Doctor of Philosophy (PhD)


Chemical Engineering

First Advisor

Kerry M. Dooley


The diffusivities of molecules whose sizes approach the intracrystalline pore sizes of zeolites have been studied at and near conditions prevailing during catalysis, by both desorption and kinetics techniques. For the desorption approach, a series of unary isothermal desorption experiments (following an almost instantaneous initial temperature rise) were conducted for toluene or benzene with five different zeolites. Diffusion and readsorption are shown to control the process. The intracrystalline diffusivities (D$\sb{\rm e}$) were derived by fitting the desorption curves with four models of varying complexity; only models which take into account readsorption (either at equilibrium or not) can both fit the data adequately and give reasonable estimations of D$\sb{\rm e}$. A nonequilibrium readsorption model is probably superior to an equilibrium readsorption model, because: (1) it can fit both the rising and falling portions of isothermal desorption curves and (2) the D$\sb{\rm e}$'s predicted by such a model are comparable to those reported in the literature by other techniques (chromatographic, adsorptive uptake) under similar conditions. But these D$\sb{\rm e}$'s are still at least three orders of magnitude smaller than those predicted by the Pulse Field Gradient (NMR) technique. For the kinetics approach, the disproportionation of toluene, a well understood reaction, was studied using the same zeolites at intraparticle-diffusion-limited conditions in order to estimate the product of effectiveness factors and rate constants. The D$\sb{\rm e}$ for toluene in counterdiffusion was estimated by fitting the rate data to generalized effectiveness factor expressions, using literature results for the rate expression.
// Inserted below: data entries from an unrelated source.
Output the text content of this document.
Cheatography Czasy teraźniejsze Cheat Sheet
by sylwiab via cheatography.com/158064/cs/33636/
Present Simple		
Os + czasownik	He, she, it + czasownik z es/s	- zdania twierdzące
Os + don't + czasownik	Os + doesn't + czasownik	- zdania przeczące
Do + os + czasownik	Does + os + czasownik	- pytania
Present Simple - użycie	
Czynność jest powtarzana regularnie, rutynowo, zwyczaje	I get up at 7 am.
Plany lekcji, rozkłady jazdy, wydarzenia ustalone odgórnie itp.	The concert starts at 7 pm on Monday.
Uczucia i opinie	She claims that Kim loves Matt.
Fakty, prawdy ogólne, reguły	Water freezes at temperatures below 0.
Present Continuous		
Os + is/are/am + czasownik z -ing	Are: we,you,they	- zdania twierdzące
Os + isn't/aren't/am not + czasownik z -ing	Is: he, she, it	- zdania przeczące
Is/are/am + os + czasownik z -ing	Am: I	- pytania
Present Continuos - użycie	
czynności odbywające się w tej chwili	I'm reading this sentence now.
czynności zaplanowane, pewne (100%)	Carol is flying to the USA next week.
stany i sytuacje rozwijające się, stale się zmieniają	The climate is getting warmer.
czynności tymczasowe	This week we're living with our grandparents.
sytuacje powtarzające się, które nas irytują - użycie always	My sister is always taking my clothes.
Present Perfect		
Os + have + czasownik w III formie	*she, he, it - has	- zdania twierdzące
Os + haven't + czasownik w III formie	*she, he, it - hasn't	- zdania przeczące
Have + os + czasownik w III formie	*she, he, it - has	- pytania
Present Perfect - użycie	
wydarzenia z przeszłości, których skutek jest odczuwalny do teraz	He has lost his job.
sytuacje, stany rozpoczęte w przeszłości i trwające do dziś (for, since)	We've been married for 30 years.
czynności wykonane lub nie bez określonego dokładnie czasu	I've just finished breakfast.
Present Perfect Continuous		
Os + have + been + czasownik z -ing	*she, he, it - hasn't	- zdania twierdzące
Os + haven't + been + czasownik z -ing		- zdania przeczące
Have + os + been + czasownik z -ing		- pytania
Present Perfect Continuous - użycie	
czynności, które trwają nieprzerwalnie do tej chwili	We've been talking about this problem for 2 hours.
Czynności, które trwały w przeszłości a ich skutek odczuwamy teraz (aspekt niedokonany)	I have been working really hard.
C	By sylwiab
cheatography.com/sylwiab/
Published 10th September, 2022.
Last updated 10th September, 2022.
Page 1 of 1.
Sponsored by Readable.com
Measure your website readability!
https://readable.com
The rate constants obtained in this study are comparable to the second-order intrinsic rate constants for zeolite catalysts obtained from the literature; however, the effective binary D$\sb{\rm e}$'s for toluene computed from this approach are at least two to three orders of magnitude smaller than the D$\sb{\rm e}$'s derived from the desorption curves. This result suggests a reduction of molecular mobility resulting from restricted passage of counterdiffusing reactants in zeolite windows during catalysis.